The court also rejected the argument that §506(c) requires a pro rata sharing of assets among administrative claimants. A §506(c) surcharge and §503(b) administrative expense claim are different charges that serve different purposes. An administrative expense claim is an assessment against the debtor's estate and assets because it benefits all creditors. A §506(c) surcharge claim is a charge against a secured creditor's collateral as reimbursement for a particular benefit to that creditor, which is paid from the secured creditor's collateral and not from the assets of the debtor's estate.
Finally, the court had little sympathy for the debtors and their counsel who chose not to seek protection for payment of counsel fees. They could have negotiated the payment of a retainer or for a carve-out for their counsel fees from Zions's collateral as part of the original financing and later arrangements.
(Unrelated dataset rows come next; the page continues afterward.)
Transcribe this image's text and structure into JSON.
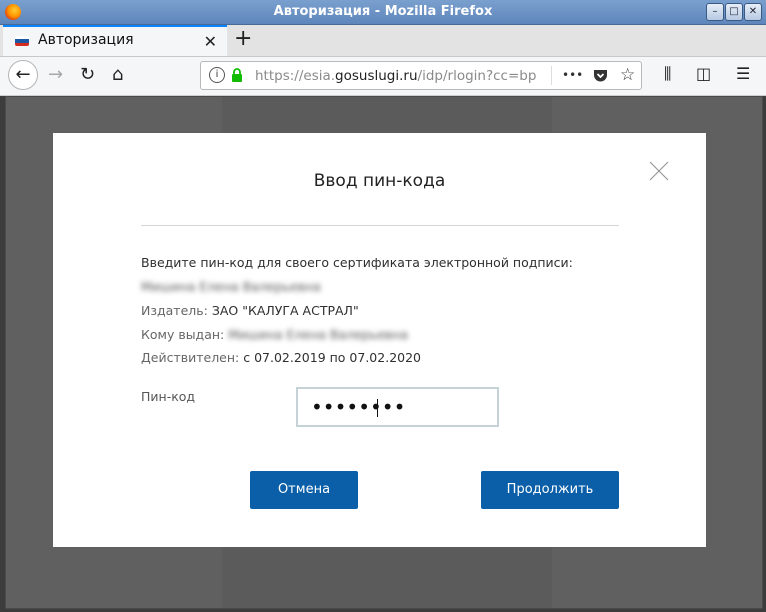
{
  "window": {
    "title": "Авторизация - Mozilla Firefox",
    "controls": {
      "minimize": "–",
      "maximize": "□",
      "close": "✕"
    }
  },
  "tab": {
    "title": "Авторизация",
    "close": "✕",
    "flag_colors": [
      "#ffffff",
      "#1c57a5",
      "#d52b1e"
    ]
  },
  "new_tab": "+",
  "toolbar": {
    "back": "←",
    "forward": "→",
    "reload": "↻",
    "home": "⌂",
    "info": "i",
    "url_prefix": "https://esia.",
    "url_domain": "gosuslugi.ru",
    "url_path": "/idp/rlogin?cc=bp",
    "page_actions": "•••",
    "library": "⫼",
    "sidebar": "◫",
    "menu": "☰"
  },
  "modal": {
    "title": "Ввод пин-кода",
    "intro": "Введите пин-код для своего сертификата электронной подписи:",
    "cert_owner": "Мишина Елена Валерьевна",
    "issuer_label": "Издатель:",
    "issuer_value": "ЗАО \"КАЛУГА АСТРАЛ\"",
    "issued_to_label": "Кому выдан:",
    "issued_to_value": "Мишина Елена Валерьевна",
    "valid_label": "Действителен:",
    "valid_value": "с 07.02.2019 по 07.02.2020",
    "pin_label": "Пин-код",
    "pin_value": "••••••••",
    "cancel_button": "Отмена",
    "continue_button": "Продолжить"
  },
  "colors": {
    "accent": "#0a84ff",
    "button": "#0a5fa8",
    "overlay": "#5f605f",
    "lock": "#12bc00"
  }
}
Their failure to do so should not be mitigated by a belated renegotiation of the §506(c) waiver that Zions had negotiated first with the debtors as part of the chapter 11 financing arrangement, and then with the trustee in connection with the disposition of Zions's collateral.
1 The court also found the decision of a panel of the Eighth Circuit in In re Hen House Interstate Inc., 150 F.3d, 868 (8th Cir. 1988) (Hen House I), relied upon by the debtors, to be irrelevant. While the Eighth Circuit panel that decided Hen House I disregarded a prior court-approved §506(c) waiver, the Eighth Circuit later vacated the order in Hen House I. Thereafter, the Eighth Circuit en banc ruled that only the trustee has standing to pursue a §506(c) surcharge claim. See In re Hen House Interstate Inc., 177 F. 3d 719 (8th Cir. 1999). This was upheld by the U.S. Supreme Court in Hartford Underwriters Insurance Co. v. Union Planters Bank NA, 530 U.S. 1, 120 S.Ct. 1942, 147 L.Ed.2d 1 (2000).